The increasing volume and complexity of software systems and the growing demand of programming skills calls for efficient information retrieval techniques from source code documents. Programming related information seeking is often challenging for users facing constraints in knowledge and experience. Source code documents contain multi-faceted semi-structured text, having different levels of semantic information like syntax, blueprints, interfaces, flow graphs, dependencies and design patterns. Matching user queries optimally across these levels is a major challenge for information retrieval systems. Code recommendations can help information seeking and retrieval by pro-actively sampling similar examples based on the users context. These recommendations can be beneficial in improving learning via examples or improving code quality by sampling best practices or alternative implementations.
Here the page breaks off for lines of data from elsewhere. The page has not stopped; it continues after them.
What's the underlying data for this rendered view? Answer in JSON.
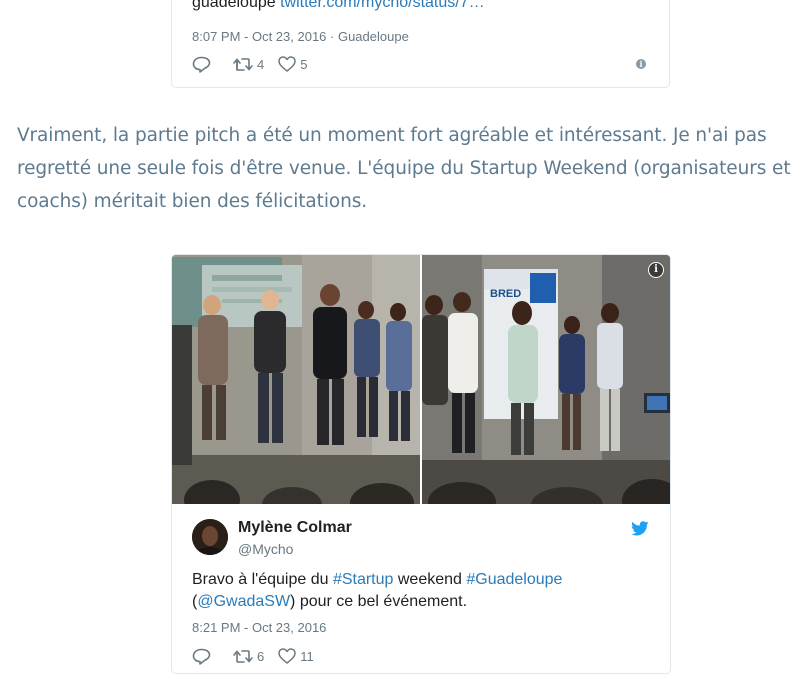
{
  "tweet1": {
    "text_prefix": "guadeloupe ",
    "link": "twitter.com/mycho/status/7…",
    "timestamp": "8:07 PM - Oct 23, 2016",
    "separator": " · ",
    "location": "Guadeloupe",
    "retweets": "4",
    "likes": "5"
  },
  "article": {
    "paragraph": "Vraiment, la partie pitch a été un moment fort agréable et intéressant. Je n'ai pas regretté une seule fois d'être venue. L'équipe du Startup Weekend (organisateurs et coachs) méritait bien des félicitations."
  },
  "tweet2": {
    "author_name": "Mylène Colmar",
    "author_handle": "@Mycho",
    "text_1": "Bravo à l'équipe du ",
    "hashtag_startup": "#Startup",
    "text_2": " weekend ",
    "hashtag_guadeloupe": "#Guadeloupe",
    "text_3": "(",
    "mention": "@GwadaSW",
    "text_4": ") pour ce bel événement.",
    "timestamp": "8:21 PM - Oct 23, 2016",
    "retweets": "6",
    "likes": "11",
    "photo_banner_left": "BRED"
  },
  "colors": {
    "link": "#2b7bb9",
    "meta": "#697882",
    "article_text": "#5e7a8f",
    "twitter_blue": "#1da1f2",
    "card_border": "#e1e8ed"
  },
  "icons": {
    "reply": "reply-icon",
    "retweet": "retweet-icon",
    "like": "heart-icon",
    "info": "info-icon",
    "twitter": "twitter-bird-icon"
  }
}
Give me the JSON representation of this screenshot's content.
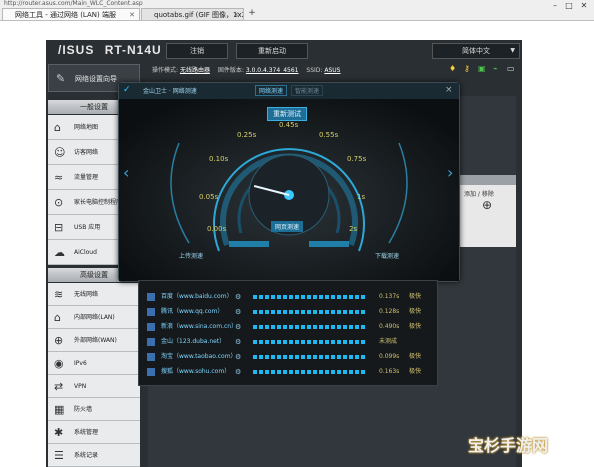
{
  "browser": {
    "address": "http://router.asus.com/Main_WLC_Content.asp",
    "tabs": [
      {
        "label": "网络工具 - 通过网络 (LAN) 端服"
      },
      {
        "label": "quotabs.gif (GIF 图像，1x24 像素)"
      }
    ],
    "new_tab": "+",
    "window_controls": [
      "–",
      "□",
      "✕"
    ]
  },
  "router": {
    "brand": "/ISUS",
    "model": "RT-N14U",
    "logout_label": "注销",
    "reboot_label": "重新启动",
    "language_label": "简体中文",
    "status": {
      "mode_label": "操作模式:",
      "mode_value": "无线路由器",
      "firmware_label": "固件版本:",
      "firmware_value": "3.0.0.4.374_4561",
      "ssid_label": "SSID:",
      "ssid_value": "ASUS"
    },
    "status_icons": [
      "lightbulb-icon",
      "key-icon",
      "network-icon",
      "usb-icon",
      "screen-icon"
    ],
    "quick_setup": "网络设置向导",
    "general_header": "一般设置",
    "general_items": [
      {
        "label": "网络地图",
        "icon": "⌂",
        "icon_name": "network-map-icon"
      },
      {
        "label": "访客网络",
        "icon": "☺",
        "icon_name": "guest-network-icon"
      },
      {
        "label": "流量管理",
        "icon": "≈",
        "icon_name": "traffic-manager-icon"
      },
      {
        "label": "家长电脑控制程序",
        "icon": "⊙",
        "icon_name": "parental-control-icon"
      },
      {
        "label": "USB 应用",
        "icon": "⊟",
        "icon_name": "usb-application-icon"
      },
      {
        "label": "AiCloud",
        "icon": "☁",
        "icon_name": "aicloud-icon"
      }
    ],
    "advanced_header": "高级设置",
    "advanced_items": [
      {
        "label": "无线网络",
        "icon": "≋",
        "icon_name": "wireless-icon"
      },
      {
        "label": "内部网络(LAN)",
        "icon": "⌂",
        "icon_name": "lan-icon"
      },
      {
        "label": "外部网络(WAN)",
        "icon": "⊕",
        "icon_name": "wan-icon"
      },
      {
        "label": "IPv6",
        "icon": "◉",
        "icon_name": "ipv6-icon"
      },
      {
        "label": "VPN",
        "icon": "⇄",
        "icon_name": "vpn-icon"
      },
      {
        "label": "防火墙",
        "icon": "▦",
        "icon_name": "firewall-icon"
      },
      {
        "label": "系统管理",
        "icon": "✱",
        "icon_name": "administration-icon"
      },
      {
        "label": "系统记录",
        "icon": "☰",
        "icon_name": "system-log-icon"
      }
    ],
    "right_header": "添加 / 移除",
    "right_add": "⊕"
  },
  "speedtest": {
    "title": "金山卫士 · 网络测速",
    "tabs": [
      "网络测速",
      "智能测速"
    ],
    "retest_label": "重新测试",
    "ticks": [
      "0.00s",
      "0.05s",
      "0.10s",
      "0.25s",
      "0.45s",
      "0.55s",
      "0.75s",
      "1s",
      "2s"
    ],
    "center_label": "网页测速",
    "upload_label": "上传测速",
    "download_label": "下载测速",
    "close": "×",
    "pin": "✓",
    "prev": "‹",
    "next": "›",
    "needle": 0.22
  },
  "results": [
    {
      "site": "百度（www.baidu.com）",
      "time": "0.137s",
      "level": "极快"
    },
    {
      "site": "腾讯（www.qq.com）",
      "time": "0.128s",
      "level": "极快"
    },
    {
      "site": "新浪（www.sina.com.cn）",
      "time": "0.490s",
      "level": "极快"
    },
    {
      "site": "金山（123.duba.net）",
      "time": "未测成",
      "level": ""
    },
    {
      "site": "淘宝（www.taobao.com）",
      "time": "0.099s",
      "level": "极快"
    },
    {
      "site": "搜狐（www.sohu.com）",
      "time": "0.163s",
      "level": "极快"
    }
  ],
  "watermark": "宝杉手游网"
}
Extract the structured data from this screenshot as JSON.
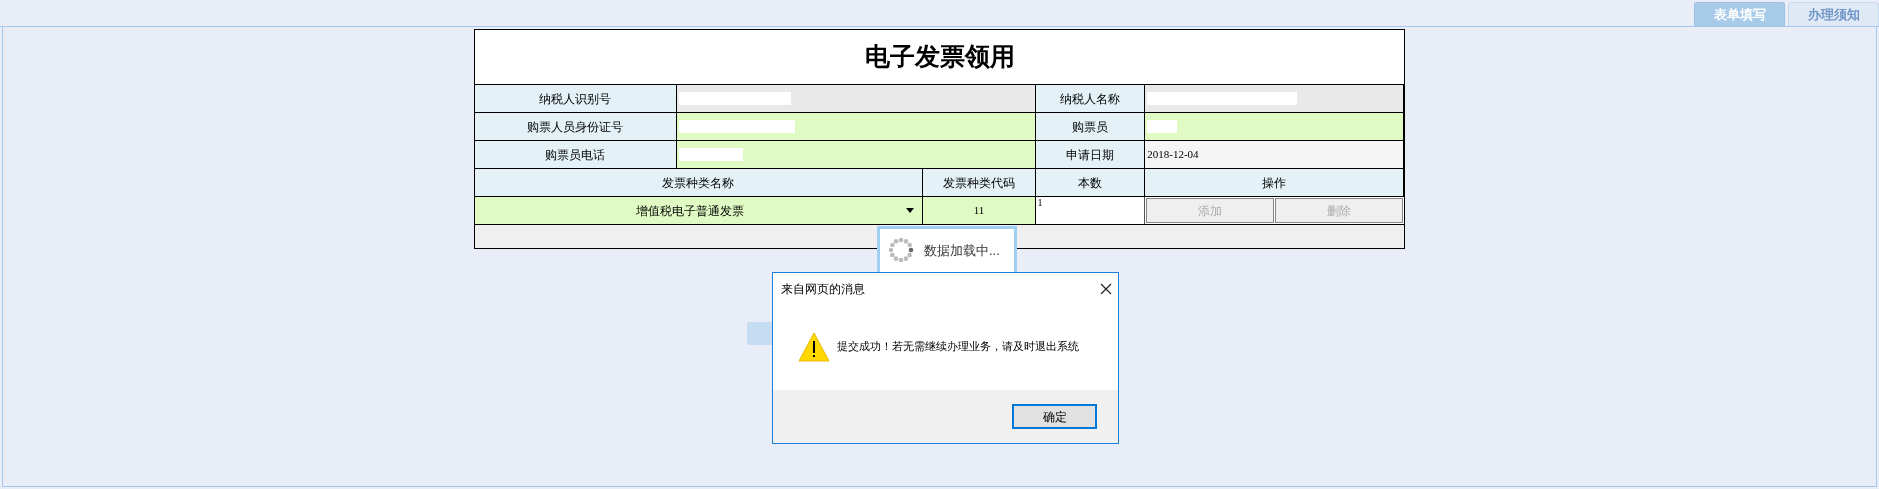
{
  "tabs": [
    {
      "label": "表单填写",
      "selected": true
    },
    {
      "label": "办理须知",
      "selected": false
    }
  ],
  "form": {
    "title": "电子发票领用",
    "fields": [
      {
        "label": "纳税人识别号",
        "kind": "readonly",
        "redacted": true
      },
      {
        "label": "纳税人名称",
        "kind": "readonly",
        "redacted": true
      },
      {
        "label": "购票人员身份证号",
        "kind": "editable",
        "redacted": true
      },
      {
        "label": "购票员",
        "kind": "editable",
        "redacted": true
      },
      {
        "label": "购票员电话",
        "kind": "editable",
        "redacted": true
      },
      {
        "label": "申请日期",
        "kind": "display",
        "value": "2018-12-04"
      }
    ],
    "columns": [
      "发票种类名称",
      "发票种类代码",
      "本数",
      "操作"
    ],
    "items": [
      {
        "name": "增值税电子普通发票",
        "code": "11",
        "count": "1",
        "actions": [
          {
            "label": "添加",
            "disabled": true
          },
          {
            "label": "删除",
            "disabled": true
          }
        ]
      }
    ]
  },
  "loading": {
    "text": "数据加载中..."
  },
  "dialog": {
    "title": "来自网页的消息",
    "message": "提交成功！若无需继续办理业务，请及时退出系统",
    "button": "确定"
  }
}
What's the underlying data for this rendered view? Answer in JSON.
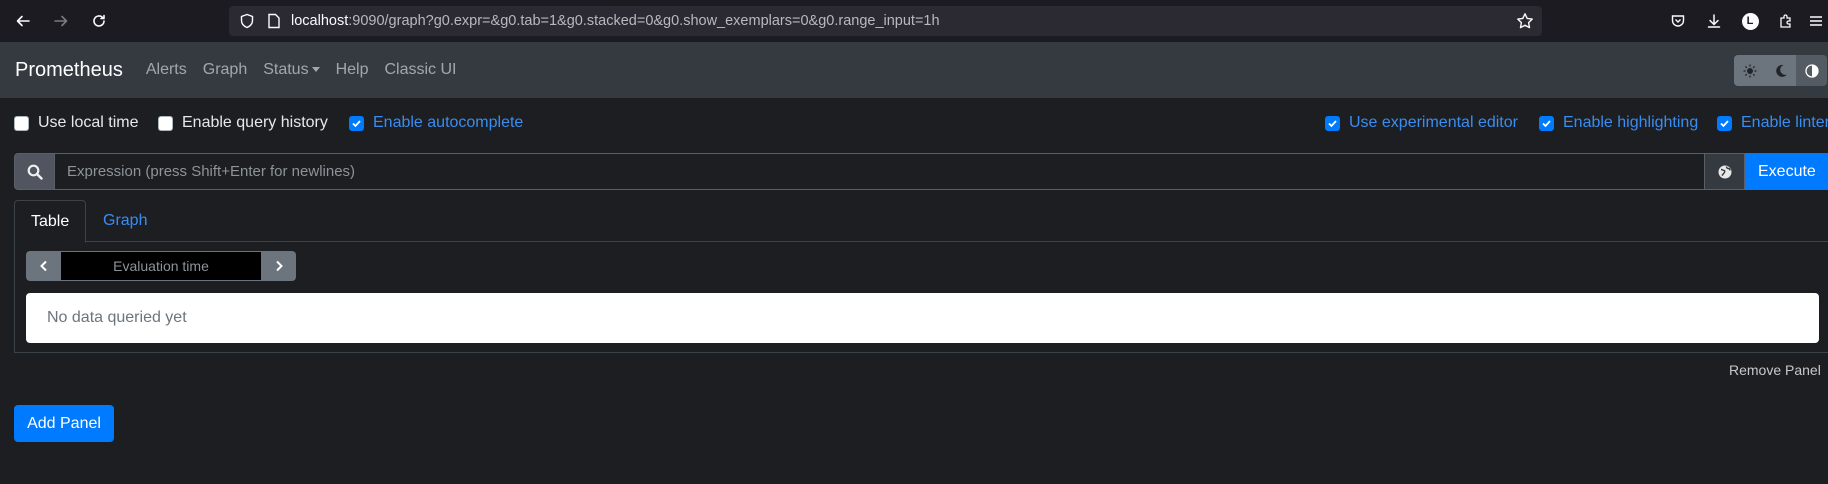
{
  "browser": {
    "url_host": "localhost",
    "url_rest": ":9090/graph?g0.expr=&g0.tab=1&g0.stacked=0&g0.show_exemplars=0&g0.range_input=1h"
  },
  "navbar": {
    "brand": "Prometheus",
    "links": [
      "Alerts",
      "Graph",
      "Status",
      "Help",
      "Classic UI"
    ]
  },
  "options": {
    "local_time": "Use local time",
    "query_history": "Enable query history",
    "autocomplete": "Enable autocomplete",
    "experimental_editor": "Use experimental editor",
    "highlighting": "Enable highlighting",
    "linter": "Enable linter"
  },
  "expression": {
    "placeholder": "Expression (press Shift+Enter for newlines)",
    "execute_label": "Execute"
  },
  "tabs": {
    "table": "Table",
    "graph": "Graph"
  },
  "panel": {
    "eval_placeholder": "Evaluation time",
    "no_data": "No data queried yet",
    "remove_panel": "Remove Panel"
  },
  "add_panel": "Add Panel",
  "colors": {
    "accent": "#007bff",
    "navbar": "#343a40",
    "background": "#1c1e22"
  }
}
In this thesis, an attempt is made to help programming related information seeking processes via pro-active code recommendations, and information retrieval processes by extracting structural-semantic information from source code. I present CodeReco, a system that recommends semantically similar Java method samples. Conventional code recommendations found in integrated development environments are primarily driven by syntactical compliance and auto-completion, whereas CodeReco is driven by similarities in use of language and structure-semantics. Methods are transformed to a vector space model and a novel metric of similarity is designed. Features in this vector space are categorized as belonging to types signature, structure, concept and language for user personalization.
Offline tests show that CodeReco recommendations cover broader programming concepts and have higher conceptual similarity with their samples. A user study was conducted where users rated Java method recommendations that helped them icomplete two programming problems. 61.5% users were positive that real time method recommendations are helpful, and 50% reported this would reduce time spent in web searches. The empirical utility of CodeReco’s similarity metric on those problems was compared with a purely language based similarity metric (baseline). Baseline received higher ratings from novices, arguably due to lack of structure-semantics in their samples while seeking recommendations.